Ethics approval and consent to participate
The Central Adelaide Local Health Network Human Research Ethics Committee (CALHN HREC) reviewed this study. It was granted full ethics approval in accordance with the National Health and Medical Research Council (NHMRC) National Statement on Ethical Conduct in Human Research (2023).
The Central Adelaide Local Health Network Human Research Ethics Committee (CALHN HREC) waived the requirement for informed consent under Section 2.3.10 of the National Health and Medical Research Council (NHMRC) National Statement, as the study involved a retrospective review of de-identified patient records (Reference No. 21249).

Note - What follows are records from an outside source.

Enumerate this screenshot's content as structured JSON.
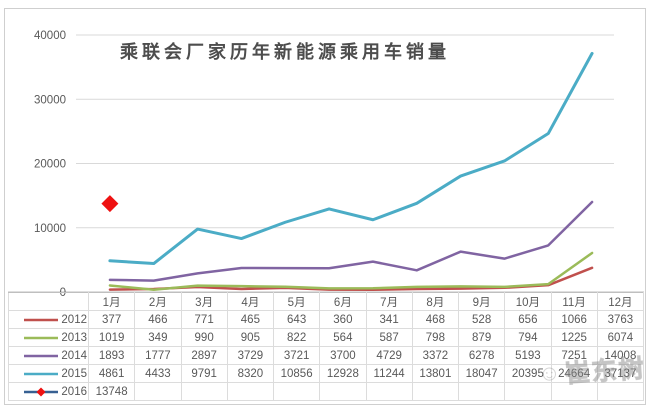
{
  "chart_data": {
    "type": "line",
    "title": "乘联会厂家历年新能源乘用车销量",
    "categories": [
      "1月",
      "2月",
      "3月",
      "4月",
      "5月",
      "6月",
      "7月",
      "8月",
      "9月",
      "10月",
      "11月",
      "12月"
    ],
    "series": [
      {
        "name": "2012",
        "color": "#c0504d",
        "values": [
          377,
          466,
          771,
          465,
          643,
          360,
          341,
          468,
          528,
          656,
          1066,
          3763
        ]
      },
      {
        "name": "2013",
        "color": "#9bbb59",
        "values": [
          1019,
          349,
          990,
          905,
          822,
          564,
          587,
          798,
          879,
          794,
          1225,
          6074
        ]
      },
      {
        "name": "2014",
        "color": "#8064a2",
        "values": [
          1893,
          1777,
          2897,
          3729,
          3721,
          3700,
          4729,
          3372,
          6278,
          5193,
          7251,
          14008
        ]
      },
      {
        "name": "2015",
        "color": "#4bacc6",
        "values": [
          4861,
          4433,
          9791,
          8320,
          10856,
          12928,
          11244,
          13801,
          18047,
          20395,
          24664,
          37137
        ]
      },
      {
        "name": "2016",
        "color": "#376092",
        "marker": "diamond",
        "marker_color": "#ee1111",
        "values": [
          13748,
          null,
          null,
          null,
          null,
          null,
          null,
          null,
          null,
          null,
          null,
          null
        ]
      }
    ],
    "y_ticks": [
      0,
      10000,
      20000,
      30000,
      40000
    ],
    "ylim": [
      0,
      40000
    ],
    "grid": true,
    "legend_position": "data-table-left",
    "data_table_shown": true
  },
  "watermark": {
    "emoji": "☺",
    "text": "崔东树"
  },
  "colors": {
    "gridline": "#d9d9d9",
    "axis_line": "#bfbfbf",
    "tick_text": "#595959",
    "table_border": "#dcdcdc",
    "title_text": "#4d4d4d"
  }
}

This study was conducted in accordance with the ethical principles outlined in the Declaration of Helsinki.
Consent for Publication
Not applicable.
Availability of Data and Materials
The datasets generated and/or analysed during the current study are available from the corresponding author on reasonable request.
Competing Interests
The authors declare that they have no competing interests.
Funding
No external funding was received for this study.
Authors’ Contributions
JE conceived the study, oversaw implementation, and led manuscript preparation. SB conducted the data analysis and contributed to results interpretation. XZ, HW, HJ, and GP assisted with data collection, interpretation, literature review and manuscript editing. All authors read and approved the final manuscript.
Authors’ Information
JE, XZ, HW, and HJ are respiratory nurses in SA TB Services. They hold appointments at the Royal Adelaide Hospital. GP is the nurse unit manager at Thoracic Medicine Outpatient. She holds appointments at the Royal Adelaide Hospital. SB is a thoracic and sleep physician and the medical lead for SA TB Services. She holds appointments at the Royal Adelaide Hospital.